I remember talks of this fabled combination by Pappa HP himself...

Reactions: Like 2


----------



## phanatik (24/1/19)

Andre said:


> Bobas Bounty and Wicher's Brew Blackbird you can import from www.ecigdo.com
> 
> Tark's Special Reserve juices from www.modnworld.com. We do a group buy for Tark's from time to time. Can add you to the PM group should you be interested.



Thanks Andre. That would be awesome.

By the way, Bora Bora was the best DIY tobacco that I had. You're a legend, Sir.

Reactions: Like 2


----------



## phanatik (24/1/19)

@Andre how do you ship to SA from www.ecigdo.com ?

Reactions: Like 1


----------



## Andre (24/1/19)

phanatik said:


> @Andre how do you ship to SA from www.ecigdo.com ?


I contacted them on support@ecigdo.com.
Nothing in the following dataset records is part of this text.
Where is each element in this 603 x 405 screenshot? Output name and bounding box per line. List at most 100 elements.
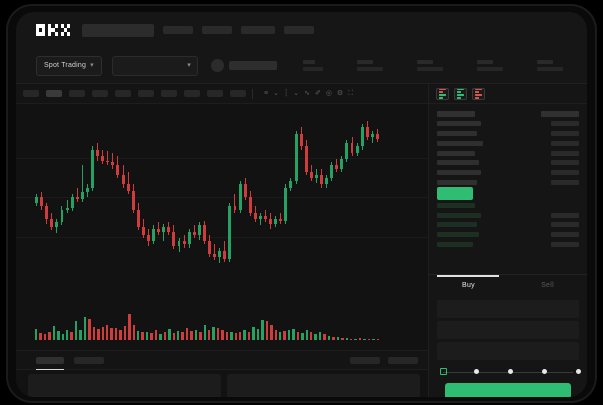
chart-type-icon[interactable]: ┆ — [283, 90, 289, 97]
orders-tabs-left — [36, 356, 104, 370]
candle — [299, 104, 304, 302]
trade-sidebar: Buy Sell — [428, 84, 587, 397]
bid-price — [437, 212, 481, 218]
orderbook-bid-row[interactable] — [437, 210, 579, 220]
indicators-chevron-icon[interactable]: ⌄ — [273, 90, 279, 97]
slider-stop-50[interactable] — [508, 369, 513, 374]
orderbook-ask-row[interactable] — [437, 158, 579, 168]
volume-bar — [221, 329, 224, 340]
volume-bar — [74, 321, 78, 340]
candle — [258, 104, 263, 302]
stat-label — [302, 60, 315, 64]
volume-bar — [230, 332, 233, 340]
candlestick-chart[interactable] — [16, 104, 428, 302]
tab-open-orders[interactable] — [36, 356, 64, 370]
candle-body — [269, 219, 273, 224]
volume-bar — [48, 331, 51, 340]
timeframe-tab-1[interactable] — [46, 90, 62, 97]
candle-body — [233, 206, 237, 210]
orderbook-ask-row[interactable] — [437, 148, 579, 158]
tab-sell[interactable]: Sell — [541, 282, 554, 289]
slider-stop-25[interactable] — [474, 369, 480, 374]
volume-bar — [332, 336, 335, 340]
orderbook-bid-row[interactable] — [437, 220, 579, 230]
tab-order-history[interactable] — [74, 356, 104, 364]
orderbook-bid-row[interactable] — [437, 230, 579, 240]
logo-pixel — [39, 24, 43, 28]
price-input[interactable] — [437, 300, 579, 318]
slider-handle[interactable] — [439, 368, 447, 375]
amount-percent-slider[interactable] — [439, 365, 581, 381]
timeframe-tab-6[interactable] — [161, 90, 177, 97]
chart-type-chevron-icon[interactable]: ⌄ — [293, 90, 300, 97]
ob-mode-bids[interactable] — [454, 87, 467, 100]
bid-price — [437, 202, 475, 208]
candle-body — [187, 231, 191, 245]
candle-body — [360, 127, 364, 147]
fullscreen-icon[interactable]: ⛶ — [348, 90, 354, 97]
tab-action-2[interactable] — [388, 356, 418, 364]
candle — [283, 104, 288, 302]
logo-pixel — [48, 24, 52, 28]
orderbook-ask-row[interactable] — [437, 119, 579, 129]
ob-mode-asks[interactable] — [472, 87, 485, 100]
magnet-icon[interactable]: ◎ — [325, 90, 332, 97]
candle-body — [136, 209, 140, 227]
nav-item-2[interactable] — [202, 26, 232, 34]
volume-bar — [101, 326, 104, 340]
orderbook-bid-row[interactable] — [437, 200, 579, 210]
orderbook-ask-row[interactable] — [437, 129, 579, 139]
candle-body — [177, 241, 181, 246]
candle — [370, 104, 375, 302]
volume-bar — [314, 333, 317, 340]
pair-select[interactable]: ▾ — [111, 55, 198, 76]
volume-bar — [190, 331, 193, 340]
candle-body — [141, 227, 145, 235]
logo-pixel — [42, 32, 46, 36]
line-tool-icon[interactable]: ∿ — [304, 90, 310, 97]
volume-bar — [265, 321, 269, 340]
timeframe-tab-3[interactable] — [92, 90, 108, 97]
tab-action-1[interactable] — [350, 356, 380, 364]
orderbook-ask-row[interactable] — [437, 168, 579, 178]
nav-search[interactable] — [82, 23, 154, 37]
candle-body — [55, 222, 59, 227]
orderbook[interactable] — [429, 104, 587, 274]
slider-stop-100[interactable] — [575, 369, 581, 374]
nav-item-4[interactable] — [284, 26, 314, 34]
timeframe-tab-2[interactable] — [69, 90, 85, 97]
volume-bar — [88, 318, 91, 340]
ob-mode-both[interactable] — [436, 87, 449, 100]
timeframe-tab-5[interactable] — [138, 90, 154, 97]
candle-body — [264, 215, 267, 220]
trading-mode-selector[interactable]: Spot Trading ▾ — [36, 55, 102, 76]
candle — [131, 104, 136, 302]
orders-content-panels — [16, 370, 428, 397]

Arranged to ship via USPS Priority Mail Express International, but they can do DHL too. They then sent me a PayPal invoice to my PayPal email for payment. Took about 12 days to get to me.

Reactions: Like 1


----------



## HPBotha (24/1/19)

@phanatik thanks for the reminder of the good times!

Tark's...... OMG!!!! if ANYONE is doing an import - please let me know!!!! @Sir Vape @Oupa anyone!

Van Gogh, Rasputin, Aztec Gold .... AND DEFINITELY *PORT ROYAL* !!!!
such amazing flavours!!!

Black Boba's is just damn awesome!

What about black bombies? and tornado something-something...think @Paulie used to bring those in when he started.... the little dropper bottles. 

And the crazy thing was that these all worked perfectly on e-vods to nautilus tanks. And dont forget the god like Russian!

Tobacco's can move the soul. But only naturally extracted tobaccos have the ability to change as you vape. exactly what Boba's did. no two vaping sessions are the same!

Reactions: Like 2


----------